I'm trying to get more involved in graph theory and understanding harder concepts. I stumbled upon a paper that proves the clique-width of split graphs to be unbounded. They define a split graph as splt(G) if it is a clique $G$ with leaves for every edge in the clique (6.1). I'm having trouble understanding their definition 5.1 and 5.2 and consequently the proof in 6.2. How do they define the equivalence relation $R_{red}$? I tried to use their example proof in proposition 5.5 to get a better understanding for their equivalence relation, but this confused me even more.
I thought they color a fixed set of vertices $V_{red}$ and the remaining set $V_{blue}$. But then how could there, in general, be different equivalence classes, since every subset of vertices in $V_{red}$ is in the same equivalence class as $V_{red}$. This part confuses me.
The previous definitions and results on (q,t)-graphs are unnecessary. The only important information in the paper is: 5.1, 5.2, 5.5 and the definition of distinguishes given in 2.12.
Edit: How I understood the different equivalence classes of $R_{red}$, I would assume that given a fixed set of $V_{red}$ and $V_{blue}$ we determine the different classes depending on their blue neighbours. But even then, I'm still struggling to grasp how they determine the numbers for 2colw(G)$\geq\frac{n}{72}$ and e.g. $S_1 <\frac{10n}{18}$. Any help is much appreciated, thanks.
Edit2: Big Thanks to Misha Lavrov for taking time out of his day to explain this in great detail to me! :)
The paper: On the clique-width of graphs with few P_4s
The equivalence classes of $R_{\text{red}}$ partition $V_{\text{red}}$ into subsets that are not distinguishable by any blue vertex. Consider the following example:
Here, $V_{\text{red}} = \{1,2,3\}$. The equivalence classes of $R_{\text{red}}$ are $\{1,2\}$ and $\{3\}$. Vertices $1$ and $2$ are not distinguished by any blue vertices: $4$ is adjacent to neither, and $5$ is adjacent to both. On the other hand, vertex $4$ distinguishes vertex $3$ from both $1$ and $2$: it is only adjacent to $3$.
Another way to write the definition of $R_{\text{red}}$ is that two red vertices are equivalent if they have the same set of blue neighbors.

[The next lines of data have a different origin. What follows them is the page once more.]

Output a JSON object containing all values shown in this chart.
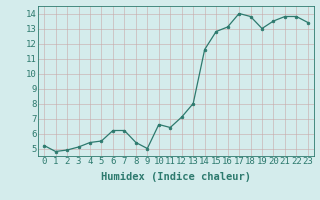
{
  "x": [
    0,
    1,
    2,
    3,
    4,
    5,
    6,
    7,
    8,
    9,
    10,
    11,
    12,
    13,
    14,
    15,
    16,
    17,
    18,
    19,
    20,
    21,
    22,
    23
  ],
  "y": [
    5.2,
    4.8,
    4.9,
    5.1,
    5.4,
    5.5,
    6.2,
    6.2,
    5.4,
    5.0,
    6.6,
    6.4,
    7.1,
    8.0,
    11.6,
    12.8,
    13.1,
    14.0,
    13.8,
    13.0,
    13.5,
    13.8,
    13.8,
    13.4
  ],
  "xlabel": "Humidex (Indice chaleur)",
  "xlim": [
    -0.5,
    23.5
  ],
  "ylim": [
    4.5,
    14.5
  ],
  "yticks": [
    5,
    6,
    7,
    8,
    9,
    10,
    11,
    12,
    13,
    14
  ],
  "xticks": [
    0,
    1,
    2,
    3,
    4,
    5,
    6,
    7,
    8,
    9,
    10,
    11,
    12,
    13,
    14,
    15,
    16,
    17,
    18,
    19,
    20,
    21,
    22,
    23
  ],
  "line_color": "#2d7a6e",
  "marker_color": "#2d7a6e",
  "bg_color": "#d4ecec",
  "grid_color": "#c8a8a8",
  "xlabel_fontsize": 7.5,
  "tick_fontsize": 6.5
}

Proposition 5.5 specifically constructs an example where the relation does not do anything exciting. If $V_{\text{red}}$ and $V_{\text{blue}}$ have no edges between them, then no blue vertex can distinguish any two red vertices! Therefore for any pair $(u,v)$ with $u,v \in V_{\text{red}}$, it is true that "$u$ and $v$ are not distinguishable by any blue vertex", and so there is only one equivalence class. To use our second definition, if no red vertices ever have blue neighbors, then any two red vertices have the same set of blue neighbors: the empty set!

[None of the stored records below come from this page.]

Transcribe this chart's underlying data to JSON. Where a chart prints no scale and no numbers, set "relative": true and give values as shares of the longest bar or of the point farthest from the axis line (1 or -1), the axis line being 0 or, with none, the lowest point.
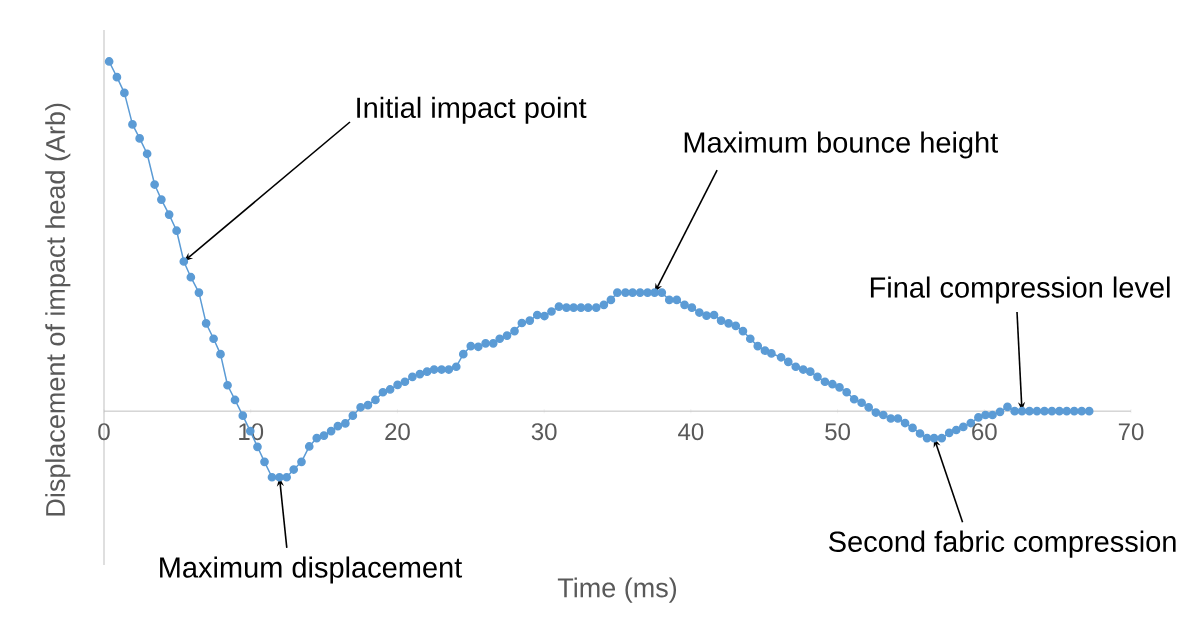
{
  "chart_data": {
    "type": "line",
    "relative": true,
    "xlabel": "Time (ms)",
    "ylabel": "Displacement of impact head (Arb)",
    "xlim": [
      0,
      70
    ],
    "xticks": [
      0,
      10,
      20,
      30,
      40,
      50,
      60,
      70
    ],
    "marker": "circle",
    "line_style": "solid",
    "color": "#5b9bd5",
    "x": [
      0.35,
      0.88,
      1.39,
      1.94,
      2.43,
      2.94,
      3.45,
      3.91,
      4.44,
      4.95,
      5.44,
      5.92,
      6.47,
      6.96,
      7.47,
      7.94,
      8.42,
      8.93,
      9.46,
      9.97,
      10.46,
      10.94,
      11.45,
      11.96,
      12.45,
      12.93,
      13.46,
      13.99,
      14.5,
      14.99,
      15.48,
      15.94,
      16.45,
      16.96,
      17.49,
      17.99,
      18.5,
      19.01,
      19.5,
      20.01,
      20.51,
      21.02,
      21.53,
      22.02,
      22.5,
      23.01,
      23.5,
      24.01,
      24.49,
      25.0,
      25.51,
      26.01,
      26.53,
      26.97,
      27.47,
      27.98,
      28.48,
      29.02,
      29.53,
      30.02,
      30.5,
      31.01,
      31.52,
      32.01,
      32.51,
      33.0,
      33.55,
      34.07,
      34.55,
      34.99,
      35.54,
      36.03,
      36.54,
      37.05,
      37.53,
      38.02,
      38.53,
      39.04,
      39.57,
      40.07,
      40.58,
      41.07,
      41.58,
      42.06,
      42.57,
      43.06,
      43.55,
      44.05,
      44.56,
      45.05,
      45.49,
      46.15,
      46.64,
      47.15,
      47.66,
      48.14,
      48.63,
      49.14,
      49.65,
      50.13,
      50.62,
      51.13,
      51.64,
      52.12,
      52.61,
      53.12,
      53.63,
      54.11,
      54.6,
      55.11,
      55.62,
      56.1,
      56.58,
      57.1,
      57.61,
      58.09,
      58.57,
      59.08,
      59.6,
      60.08,
      60.56,
      61.07,
      61.58,
      62.07,
      62.57,
      63.08,
      63.59,
      64.1,
      64.61,
      65.12,
      65.62,
      66.13,
      66.64,
      67.15
    ],
    "values": [
      1.0,
      0.955,
      0.91,
      0.82,
      0.78,
      0.736,
      0.648,
      0.605,
      0.562,
      0.516,
      0.428,
      0.383,
      0.339,
      0.251,
      0.207,
      0.163,
      0.074,
      0.032,
      -0.013,
      -0.057,
      -0.102,
      -0.145,
      -0.189,
      -0.189,
      -0.189,
      -0.167,
      -0.145,
      -0.101,
      -0.077,
      -0.07,
      -0.057,
      -0.043,
      -0.035,
      -0.013,
      0.011,
      0.017,
      0.032,
      0.054,
      0.062,
      0.075,
      0.084,
      0.098,
      0.106,
      0.113,
      0.119,
      0.119,
      0.119,
      0.127,
      0.163,
      0.186,
      0.184,
      0.194,
      0.194,
      0.207,
      0.216,
      0.229,
      0.252,
      0.259,
      0.275,
      0.272,
      0.285,
      0.299,
      0.296,
      0.296,
      0.296,
      0.296,
      0.296,
      0.304,
      0.318,
      0.339,
      0.339,
      0.339,
      0.339,
      0.339,
      0.339,
      0.339,
      0.318,
      0.318,
      0.304,
      0.296,
      0.282,
      0.273,
      0.275,
      0.259,
      0.251,
      0.244,
      0.229,
      0.207,
      0.186,
      0.173,
      0.165,
      0.154,
      0.141,
      0.127,
      0.119,
      0.113,
      0.098,
      0.084,
      0.077,
      0.068,
      0.054,
      0.034,
      0.024,
      0.011,
      -0.004,
      -0.011,
      -0.021,
      -0.021,
      -0.034,
      -0.048,
      -0.064,
      -0.077,
      -0.077,
      -0.077,
      -0.062,
      -0.054,
      -0.045,
      -0.034,
      -0.018,
      -0.011,
      -0.011,
      -0.002,
      0.012,
      0.0,
      0.0,
      0.0,
      0.0,
      0.0,
      0.0,
      0.0,
      0.0,
      0.0,
      0.0,
      0.0
    ],
    "annotations": [
      {
        "text": "Initial impact point",
        "x": 5.44,
        "y": 0.428
      },
      {
        "text": "Maximum displacement",
        "x": 11.96,
        "y": -0.189
      },
      {
        "text": "Maximum bounce height",
        "x": 37.53,
        "y": 0.339
      },
      {
        "text": "Second fabric compression",
        "x": 56.58,
        "y": -0.077
      },
      {
        "text": "Final compression level",
        "x": 62.57,
        "y": 0.0
      }
    ]
  }
}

As for the proof of Lemma 6.2, let's take a look at one of the split graphs it considers:
We have a central clique (here, it has vertices $\{1,2,3,4\}$) and a bunch of outer vertices (here, $\{12,13,14,23,24,34\}$) each of which has two neighbors in the central clique.
It is in case 2 of the proof that we really interact with the equivalence relation at all. Here, we have a large set $S_3$ of central vertices with the following property: they each have a blue outer neighbor and a red outer neighbor. Now, we argue that:
When $S_{3,\text{red}}$ is large, since each equivalence class contains at most $2$ elements of $S_{3,\text{red}}$, we get at least $|S_{3,\text{red}}|/2$ equivalence classes. When $S_{3,\text{blue}}$ is large, it has at least $|S_{3,\text{blue}}|/2$ red outer neighbors, so we get at least $|S_{3,\text{blue}}|/2$ equivalence classes. Overall, we are guaranteed at least $|S_3|/4$ equivalence classes no matter what.